Wenn Victoria Kälin tanzt, steht die Welt still. Mit ihrem Partner Lukas Hämmerli schwebt die Freienbacherin über das Parkett. In wenigen Tagen vertritt das Paar die Schweiz an den World Winter Games von Special Olympics im Piemont. Trainiert wird in Rüschlikon – unter Leitung von Christine Hämmerli. Irene Nanculaf von Special Olympics Schweiz ist auch da. Sie beobachtet die Performance. Immer wieder ein Nicken. Anerkennung.

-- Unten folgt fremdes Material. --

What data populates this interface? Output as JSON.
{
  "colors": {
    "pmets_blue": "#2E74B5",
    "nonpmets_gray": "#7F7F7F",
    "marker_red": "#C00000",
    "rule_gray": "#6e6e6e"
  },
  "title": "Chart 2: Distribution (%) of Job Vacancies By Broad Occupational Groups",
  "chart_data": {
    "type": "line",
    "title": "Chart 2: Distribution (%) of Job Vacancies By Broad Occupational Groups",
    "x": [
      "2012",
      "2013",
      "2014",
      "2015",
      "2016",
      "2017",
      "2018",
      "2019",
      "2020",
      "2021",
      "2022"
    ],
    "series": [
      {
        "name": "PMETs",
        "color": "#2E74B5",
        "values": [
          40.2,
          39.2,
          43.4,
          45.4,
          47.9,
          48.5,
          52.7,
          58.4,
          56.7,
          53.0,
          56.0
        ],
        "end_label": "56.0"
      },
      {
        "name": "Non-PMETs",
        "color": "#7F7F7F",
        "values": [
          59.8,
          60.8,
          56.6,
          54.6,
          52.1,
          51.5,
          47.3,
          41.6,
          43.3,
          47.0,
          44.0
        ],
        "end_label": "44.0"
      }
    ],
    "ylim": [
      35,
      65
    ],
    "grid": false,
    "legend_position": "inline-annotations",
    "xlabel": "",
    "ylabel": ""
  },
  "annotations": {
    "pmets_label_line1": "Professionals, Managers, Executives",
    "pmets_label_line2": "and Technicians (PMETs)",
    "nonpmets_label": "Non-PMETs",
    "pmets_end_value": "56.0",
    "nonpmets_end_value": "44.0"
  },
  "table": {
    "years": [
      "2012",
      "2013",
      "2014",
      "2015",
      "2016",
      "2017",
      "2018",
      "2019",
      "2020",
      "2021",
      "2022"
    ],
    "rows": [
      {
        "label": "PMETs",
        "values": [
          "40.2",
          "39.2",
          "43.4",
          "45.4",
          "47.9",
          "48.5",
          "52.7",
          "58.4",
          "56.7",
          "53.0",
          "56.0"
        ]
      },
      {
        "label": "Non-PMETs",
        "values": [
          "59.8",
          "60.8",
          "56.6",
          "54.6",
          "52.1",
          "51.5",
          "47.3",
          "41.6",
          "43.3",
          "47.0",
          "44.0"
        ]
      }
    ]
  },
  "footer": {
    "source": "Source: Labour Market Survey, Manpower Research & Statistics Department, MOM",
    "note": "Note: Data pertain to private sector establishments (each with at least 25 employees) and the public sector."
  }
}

Auf der Tanzfläche sieht man viel Freude. Und Konzentration. Zwischendurch gibt es klare Anweisungen von Coach Hämmerli. «Es muss das Gefühl der Umarmung geben. Ihr macht das miteinander.» Aber auch Lob. «Das sieht schon sehr gut aus.» Zuerst Walzer, dann Cha-Cha-Cha.

Griff nach den Sternen

Bei den World Winter Games tritt das Team Switzerland in den Sportarten Ski Alpin, Snowboard, Schneeschuhlaufen, Langlauf, Eiskunstlauf, Eisschnelllauf, Unihockey an. Und eben: Tanzen. Kälins Disziplin ist «Ballroom », jene Kategorie, die Standardtänze umfasst.

Christine Hämmerli betont, worauf es ihr ankommt: «Das Wichtigste ist Freude am Tanzen zu haben.» Aber natürlich geht es auch darum, international zu zeigen, was die Schweiz auf dem Parkett im Stande ist zu leisten.

Die Sportart ist neu Bestandteil der World Winter Games. Also Walzerschritt im Schnee? «Tanzen kann man drinnen. Und die Sommer World Games haben schon sehr viele Sportarten. » Bei den Winterdisziplinen hatte es noch Platz. Irene Nanculaf ergänzt: «Deshalb haben wir zum Beispiel auch Unihockey im Winter.» Der Grund also: rein pragmatisch.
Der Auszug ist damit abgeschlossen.